Exodus: intervista sulla regolamentazione delle stablecoin e perché Wall Street sta spingendo nel crypto
Veronica McGregor, CLO presso Exodus ed ex CLO presso ShapeShift, ha trascorso due decenni in prima linea legale nel settore crypto, quindi con Cryptonomist abbiamo deciso di intervistarla per parlare di come...

Veronica McGregor, CLO presso Exodus ed ex CLO presso ShapeShift, ha trascorso due decenni in prima linea legale nel settore crypto, quindi con Cryptonomist abbiamo deciso di intervistarla per parlare di come la regolamentazione delle stablecoin potrebbe limitare il modo in cui gli utenti detengono e spostano i propri crypto, i cambiamenti dietro le quinte che le aziende pubbliche crypto stanno apportando per prepararsi a regole in stile TradFi e perché la spinta di Wall Street nella custodia crypto potrebbe creare conflitti legali con i modelli di wallet decentralizzati.

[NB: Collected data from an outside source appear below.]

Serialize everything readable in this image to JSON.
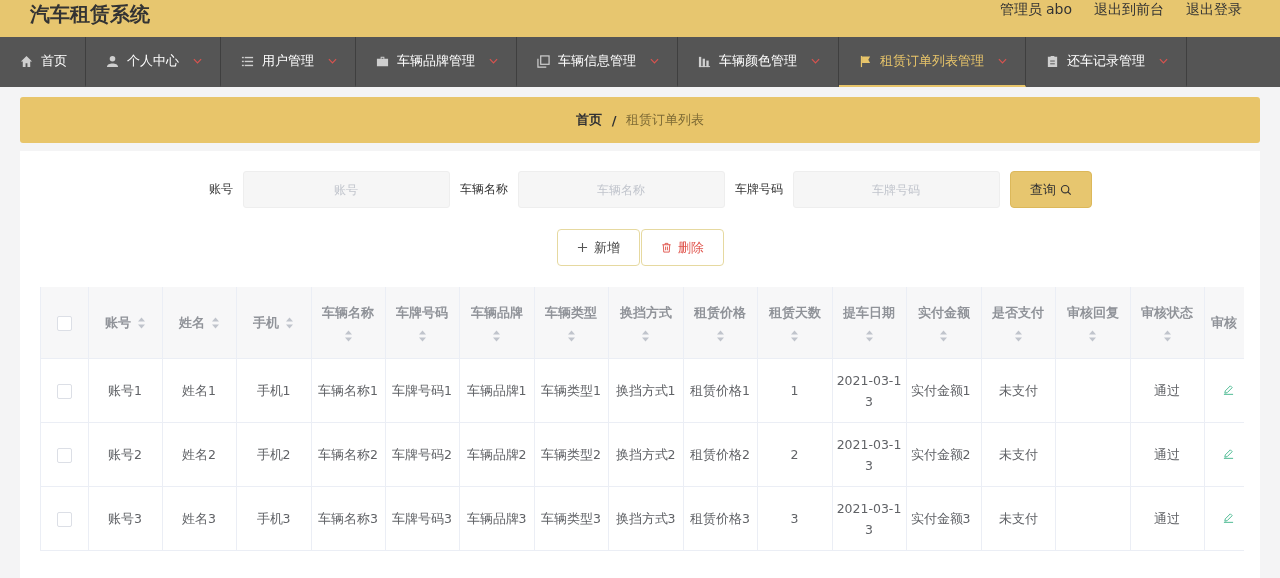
{
  "header": {
    "title": "汽车租赁系统",
    "user": "管理员 abo",
    "links": [
      "退出到前台",
      "退出登录"
    ]
  },
  "nav": [
    {
      "label": "首页",
      "dropdown": false,
      "selected": false
    },
    {
      "label": "个人中心",
      "dropdown": true,
      "selected": false
    },
    {
      "label": "用户管理",
      "dropdown": true,
      "selected": false
    },
    {
      "label": "车辆品牌管理",
      "dropdown": true,
      "selected": false
    },
    {
      "label": "车辆信息管理",
      "dropdown": true,
      "selected": false
    },
    {
      "label": "车辆颜色管理",
      "dropdown": true,
      "selected": false
    },
    {
      "label": "租赁订单列表管理",
      "dropdown": true,
      "selected": true
    },
    {
      "label": "还车记录管理",
      "dropdown": true,
      "selected": false
    }
  ],
  "breadcrumb": {
    "home": "首页",
    "separator": "/",
    "current": "租赁订单列表"
  },
  "search": {
    "fields": [
      {
        "label": "账号",
        "placeholder": "账号"
      },
      {
        "label": "车辆名称",
        "placeholder": "车辆名称"
      },
      {
        "label": "车牌号码",
        "placeholder": "车牌号码"
      }
    ],
    "button": "查询"
  },
  "actions": {
    "add": "新增",
    "delete": "删除"
  },
  "table": {
    "header_checked": false,
    "columns": [
      "账号",
      "姓名",
      "手机",
      "车辆名称",
      "车牌号码",
      "车辆品牌",
      "车辆类型",
      "换挡方式",
      "租赁价格",
      "租赁天数",
      "提车日期",
      "实付金额",
      "是否支付",
      "审核回复",
      "审核状态",
      "审核"
    ],
    "rows": [
      {
        "checked": false,
        "cells": [
          "账号1",
          "姓名1",
          "手机1",
          "车辆名称1",
          "车牌号码1",
          "车辆品牌1",
          "车辆类型1",
          "换挡方式1",
          "租赁价格1",
          "1",
          "2021-03-13",
          "实付金额1",
          "未支付",
          "",
          "通过"
        ]
      },
      {
        "checked": false,
        "cells": [
          "账号2",
          "姓名2",
          "手机2",
          "车辆名称2",
          "车牌号码2",
          "车辆品牌2",
          "车辆类型2",
          "换挡方式2",
          "租赁价格2",
          "2",
          "2021-03-13",
          "实付金额2",
          "未支付",
          "",
          "通过"
        ]
      },
      {
        "checked": false,
        "cells": [
          "账号3",
          "姓名3",
          "手机3",
          "车辆名称3",
          "车牌号码3",
          "车辆品牌3",
          "车辆类型3",
          "换挡方式3",
          "租赁价格3",
          "3",
          "2021-03-13",
          "实付金额3",
          "未支付",
          "",
          "通过"
        ]
      }
    ]
  }
}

- Hai avvertito che la regolamentazione delle stablecoin potrebbe limitare il modo in cui gli utenti detengono e trasferiscono le loro criptovalute. Puoi spiegare come queste politiche potrebbero influenzare direttamente gli utenti di wallet non-custodial?
- Avendo lavorato sia con Exodus che con ShapeShift, come hai visto evolvere le strategie di conformità mentre l’esame pubblico delle aziende crypto si è intensificato?
- Come consigli alle aziende di bilanciare l’innovazione con la crescente pressione di “comportarsi come banche” nelle loro strutture legali e nei report?
- Pensi che i regolatori comprendano veramente la differenza tra self-custody e third-party custody — o stanno scrivendo regole che ignorano effettivamente quella distinzione?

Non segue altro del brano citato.